Assume that the sequence \(\{\bar z_k\}_{k=1}^{\infty}\) of eigenvalues of the operator \(T\) is the union of a finite number of Carleson sequences \(\{z_n^{(i)}\}_{n=1}^{\infty}\), \(i=1,2,\ldots,m\). Then (see \((^1,^6,^{10})\)) the matrices
\[ \left\{ \frac{(1-|z_l^{(i)}|^2)^{1/2}(1-|z_n^{(i)}|^2)^{1/2}} {1-\bar z_l^{(i)}z_n^{(i)}} \right\}_{l,n=1}^{\infty}, \qquad i=1,2,\ldots,m, \]
generate positive definite operators in \(l^2\), whose lower and upper bounds (\(\gamma_i,\Gamma_i\), respectively) depend only on the constant \(\delta^{(i)}\) in condition (C).
Suppose, moreover, that there exist orthoprojectors \(P^1,P^2,\ldots,P^m\) in \(E\) such that
\[ P_{\operatorname{Ker}\Theta^*(z_k^{(i)})}\equiv \Delta_k^{(i)}\to P^i \]
in norm as \(k\to\infty\), \(i=1,2,\ldots,m\).
Then we shall say that the system of eigenfunctions of the operator \(T\) decomposes into \(m\) Carleson series \(\{K(P^i,\gamma^i,\Gamma^i)\}\), \(i=1,2,\ldots,m\).
3.2. Theorem.
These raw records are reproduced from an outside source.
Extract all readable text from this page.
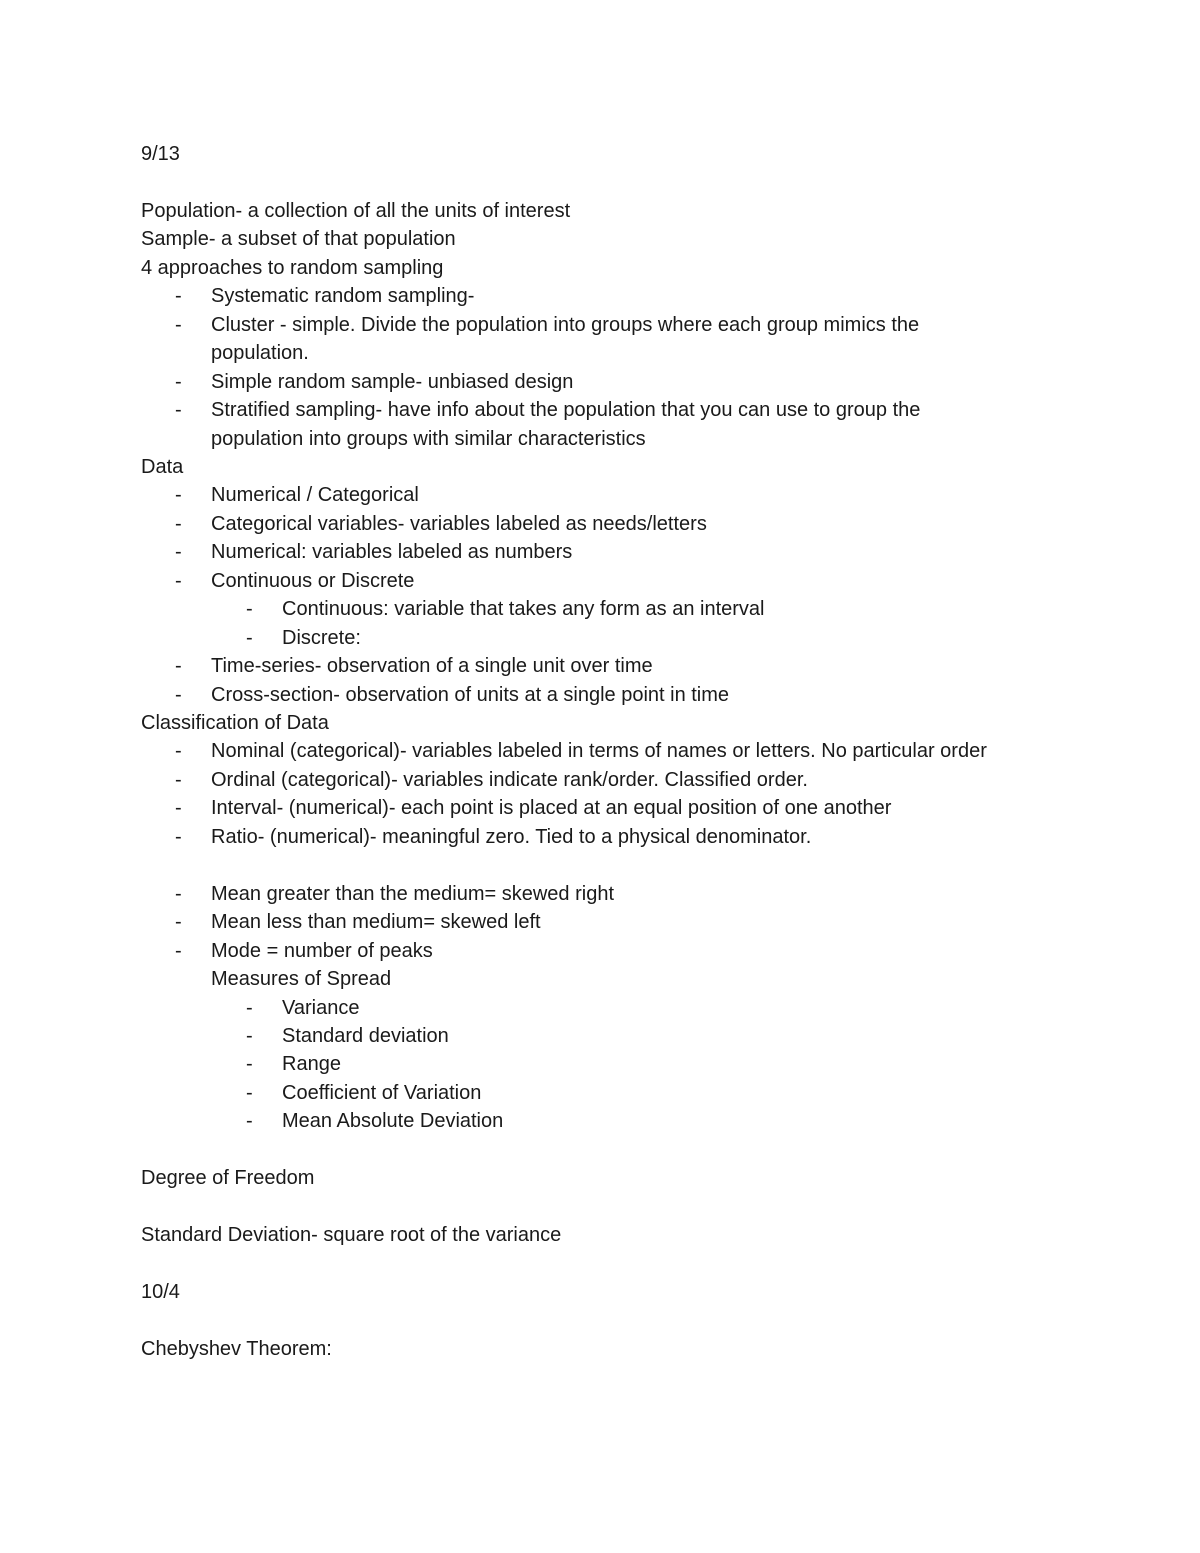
9/13
Population- a collection of all the units of interest
Sample- a subset of that population
4 approaches to random sampling
- Systematic random sampling-
- Cluster - simple. Divide the population into groups where each group mimics the
population.
- Simple random sample- unbiased design
- Stratified sampling- have info about the population that you can use to group the
population into groups with similar characteristics
Data
- Numerical / Categorical
- Categorical variables- variables labeled as needs/letters
- Numerical: variables labeled as numbers
- Continuous or Discrete
- Continuous: variable that takes any form as an interval
- Discrete:
- Time-series- observation of a single unit over time
- Cross-section- observation of units at a single point in time
Classification of Data
- Nominal (categorical)- variables labeled in terms of names or letters. No particular order
- Ordinal (categorical)- variables indicate rank/order. Classified order.
- Interval- (numerical)- each point is placed at an equal position of one another
- Ratio- (numerical)- meaningful zero. Tied to a physical denominator.
- Mean greater than the medium= skewed right
- Mean less than medium= skewed left
- Mode = number of peaks
Measures of Spread
- Variance
- Standard deviation
- Range
- Coefficient of Variation
- Mean Absolute Deviation
Degree of Freedom
Standard Deviation- square root of the variance
10/4
Chebyshev Theorem:
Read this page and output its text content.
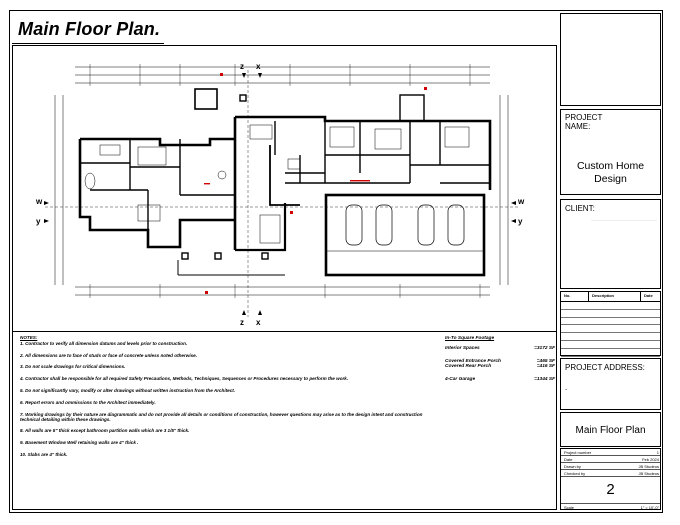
Main Floor Plan.
z x
z x
w
y
w
y
NOTES:
1. Contractor to verify all dimension datums and levels prior to construction.
2. All dimensions are to face of studs or face of concrete unless noted otherwise.
3. Do not scale drawings for critical dimensions.
4. Contractor shall be responsible for all required Safety Precautions, Methods, Techniques, Sequences or Procedures necessary to perform the work.
5. Do not significantly vary, modify or alter drawings without written instruction from the Architect.
6. Report errors and ommissions to the Architect immediately.
7. Working drawings by their nature are diagrammatic and do not provide all details or conditions of construction, however questions may arise as to the design intent and construction technical detailing within these drawings.
8. All walls are 5" thick except bathroom partition walls which are 3 1/5" thick.
9. Basement Window Well retaining walls are 4" thick .
10. Slabs are 4" thick.
In-To Square Footage
Interior Spaces	=3172 SF
Covered Entrance Porch	=465 SF
Covered Rear Porch	=416 SF
4-Car Garage	=1344 SF
PROJECT
NAME:
Custom Home
Design
CLIENT:
No.	Description	Date
PROJECT ADDRESS:
.
Main Floor Plan
Project number	1
Date	Feb 2024
Drawn by	JB Studeos
Checked by	JB Studeos
2
Scale	1" = 10'-0"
The system of eigenfunctions of the operator \(T\) forms a Riesz basis if conditions 0.2, 3.1 are satisfied and
\[ \min_i \gamma_i>\max_i \sum_{j,\;j\ne i} a^{ij}\Gamma_i^{1/2}\Gamma_j^{1/2}. \tag{5} \]
Here \(a^{ij}=\cos(P^iE\wedge P^jE)\), \(i,j=1,2,\ldots,m\).
3.3. Remark. If \(a^{ij}=0\), \(i\ne j\), then condition (5) is also necessary.
The following assertion, in a certain sense, is the converse of Theorem 3.2.
3.4. Theorem. Suppose that conditions 0.2 are satisfied, the system of eigenfunctions of the operator \(T\) forms a Riesz basis, \(\dim \Delta_kE=1\), \(k=1,2,\ldots\), and the projectors \(\Delta_k\), \(k\ge 1\), form a compact family. Then the set of eigenvalues \(\{\bar z_k\}\) is the union of a finite number of Carleson sequences.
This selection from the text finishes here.